Wednesday, January 28, 2009

Creation from a creator's view

It's icy out. I thought I'd get to skip work today but there's too much to do. So here I am and here's a quick post for today.

I have a tendency to take mythological people and events and twist them. Usually it involves a big misunderstanding by the storyteller. So the other day I'm thinking about Adam and Eve (look, even the Pope admits it's not true).

Take on the mindset of God for a moment here. You've managed to create life. That was fairly easy. Intelligence, however, has proven to be a bit more tricky. You've got lots of animals with a low level intelligence, but nothing very good. Stimulus response was fairly easy. You've gotten some basic problem solving skills in a few birds and apes. But, really, everything you've made just follows the program that you've written for them. You need something that can depart from what the programming tells it. Rabbits that will stand and fight or something like that.
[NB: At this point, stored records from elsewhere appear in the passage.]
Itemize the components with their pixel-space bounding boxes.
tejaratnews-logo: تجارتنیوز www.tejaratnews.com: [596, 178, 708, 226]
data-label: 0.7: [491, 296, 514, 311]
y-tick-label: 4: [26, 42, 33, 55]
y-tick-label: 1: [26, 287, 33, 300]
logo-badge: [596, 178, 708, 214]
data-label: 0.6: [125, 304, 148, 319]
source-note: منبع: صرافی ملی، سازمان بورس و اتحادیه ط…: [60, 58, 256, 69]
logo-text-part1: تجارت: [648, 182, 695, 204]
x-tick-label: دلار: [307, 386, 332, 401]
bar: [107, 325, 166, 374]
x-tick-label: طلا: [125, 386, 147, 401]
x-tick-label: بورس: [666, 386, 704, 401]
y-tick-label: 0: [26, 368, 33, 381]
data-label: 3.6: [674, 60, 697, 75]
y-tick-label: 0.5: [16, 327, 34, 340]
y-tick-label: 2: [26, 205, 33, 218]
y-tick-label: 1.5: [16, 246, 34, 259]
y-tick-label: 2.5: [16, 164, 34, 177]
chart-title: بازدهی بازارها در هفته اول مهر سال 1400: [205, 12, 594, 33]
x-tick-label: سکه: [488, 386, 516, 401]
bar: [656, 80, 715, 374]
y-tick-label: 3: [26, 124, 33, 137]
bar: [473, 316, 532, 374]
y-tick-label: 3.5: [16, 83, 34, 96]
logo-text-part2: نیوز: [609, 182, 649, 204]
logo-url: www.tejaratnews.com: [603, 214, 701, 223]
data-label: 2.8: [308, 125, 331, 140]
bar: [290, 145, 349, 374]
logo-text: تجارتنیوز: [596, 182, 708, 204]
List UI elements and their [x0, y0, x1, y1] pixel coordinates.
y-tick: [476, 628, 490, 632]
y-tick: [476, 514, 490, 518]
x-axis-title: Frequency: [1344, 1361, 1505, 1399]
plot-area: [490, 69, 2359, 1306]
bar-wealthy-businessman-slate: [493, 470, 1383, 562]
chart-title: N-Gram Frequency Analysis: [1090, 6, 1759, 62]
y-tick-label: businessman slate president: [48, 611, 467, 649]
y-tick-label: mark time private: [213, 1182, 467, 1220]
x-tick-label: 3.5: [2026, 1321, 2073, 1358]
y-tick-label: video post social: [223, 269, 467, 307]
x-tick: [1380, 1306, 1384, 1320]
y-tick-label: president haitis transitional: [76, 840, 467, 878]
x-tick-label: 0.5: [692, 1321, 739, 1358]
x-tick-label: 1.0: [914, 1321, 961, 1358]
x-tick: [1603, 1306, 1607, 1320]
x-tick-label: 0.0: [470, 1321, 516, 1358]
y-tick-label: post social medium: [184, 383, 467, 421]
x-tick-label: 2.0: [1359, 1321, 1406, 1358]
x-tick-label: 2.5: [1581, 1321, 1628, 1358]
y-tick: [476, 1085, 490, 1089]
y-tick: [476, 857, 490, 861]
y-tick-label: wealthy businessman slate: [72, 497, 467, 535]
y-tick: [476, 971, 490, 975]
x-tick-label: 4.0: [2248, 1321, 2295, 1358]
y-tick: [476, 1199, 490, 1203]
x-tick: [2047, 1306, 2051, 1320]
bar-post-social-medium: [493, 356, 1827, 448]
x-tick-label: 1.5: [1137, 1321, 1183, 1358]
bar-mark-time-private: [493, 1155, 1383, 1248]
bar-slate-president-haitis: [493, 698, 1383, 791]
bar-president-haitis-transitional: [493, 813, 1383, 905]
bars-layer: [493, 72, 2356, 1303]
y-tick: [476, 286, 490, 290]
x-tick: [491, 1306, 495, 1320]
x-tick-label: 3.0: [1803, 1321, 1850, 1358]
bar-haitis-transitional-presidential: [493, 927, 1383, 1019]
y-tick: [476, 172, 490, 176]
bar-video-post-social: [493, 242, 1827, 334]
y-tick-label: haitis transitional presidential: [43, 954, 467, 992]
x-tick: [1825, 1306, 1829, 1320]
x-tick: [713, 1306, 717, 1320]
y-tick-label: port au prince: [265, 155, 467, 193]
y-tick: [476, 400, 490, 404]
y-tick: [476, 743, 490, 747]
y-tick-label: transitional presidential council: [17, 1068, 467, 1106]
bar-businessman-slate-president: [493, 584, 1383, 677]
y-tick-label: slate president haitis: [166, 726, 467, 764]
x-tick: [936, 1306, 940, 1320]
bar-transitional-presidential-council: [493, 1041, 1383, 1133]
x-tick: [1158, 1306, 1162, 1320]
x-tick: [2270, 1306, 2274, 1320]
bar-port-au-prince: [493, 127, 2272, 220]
So you have a testing ground made up. Like a maze for a rat. You make up yet another hominid model. You input a basic instruction, "don't eat the fruit on the tree in the middle of the garden or I'll KILL you", and release it into the garden. Then you send in a probe to provide contrary information. "Eat the fruit. The fruit will make you smart." The hominids then have to reason out whether they're going to obey the first set of instructions or break with that. Previous models didn't eat the fruit and the programmer had to go back and see where the flaw was. These new ones, however, eat the fruit. This proves they are capable of independent thought and action. The programmer does a little dance and then releases them into the planet he's been working on.

Of course, I'm abandoning all pretense of god's love and all that stuff. As the programmer there's a certain pride in his work and he'd hate to see anything happen to it, but he could just as soon chuck it in the bin or put it in storage when he finishes the next model.